Oh yeah, it's SO time to talk about them sweaty, stenchy little pits of the arm, cause flying fig juice, have I had enough of body odour for today. (Bus. Packed. Loud. Hot. Rush hour. Man in "Genuine Versachee" polyester suit seated next to me. Stench so bad and sweat patches so visible the Yarra looked like a godamn puddle in comparison. Sad Fruity. Nasally offended Fruity.)
Okay.
Here's part one of this stinky little saga.
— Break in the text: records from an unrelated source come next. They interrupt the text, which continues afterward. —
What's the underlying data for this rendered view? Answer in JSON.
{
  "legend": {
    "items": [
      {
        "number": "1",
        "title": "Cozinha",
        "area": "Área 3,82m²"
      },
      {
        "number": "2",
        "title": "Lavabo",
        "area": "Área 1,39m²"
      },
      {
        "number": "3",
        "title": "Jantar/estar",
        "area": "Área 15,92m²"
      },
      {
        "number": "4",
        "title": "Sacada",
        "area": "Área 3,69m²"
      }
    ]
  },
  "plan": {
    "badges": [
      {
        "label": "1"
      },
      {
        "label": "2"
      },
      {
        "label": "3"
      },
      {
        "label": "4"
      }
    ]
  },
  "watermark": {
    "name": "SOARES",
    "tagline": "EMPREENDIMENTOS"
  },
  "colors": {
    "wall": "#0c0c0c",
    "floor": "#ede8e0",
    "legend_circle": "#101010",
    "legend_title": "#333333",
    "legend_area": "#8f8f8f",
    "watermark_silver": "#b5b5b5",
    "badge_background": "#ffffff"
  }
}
Fruity's first tip for the pits.
If your underarms sweat like a juiced-up body-builder, consider this (pretty revolting) little trick. Stick a Ladies Sanitary Pad (the real thin, new-style ones are best) on the inside underarm seam of your jacket. They are frightfully absorbent, and just the thing to soak up all that salty skin juice. Of course, this gem of a solution works best if you are a lady and thus are not wearing anything with sleeves under the jacket, and have access to said Ladies Sanitary Pad. However, if you are A Man, and you know what a Ladies Sanitary Pad is, and where your lady keeps them, (check the bathroom cupboard or knickers draw. That's if you live together. If you don't live together, STAY THE HELL AWAY FROM BOTH THOSE AREAS, PAL), do the jacket trick, or stick one on both inside underarm seams of your business shirt/t-shirt if you have a Big Meeting today, or it's 47 billion degrees, or the humidity rivals Singapoo, or you're a generally sweaty dude.
Hey, I know it's a little creepy, but it's a lot effective. And that pretty much cancels creepy out on this occasion. (Creepy usually wins. He'll be pissed-as.)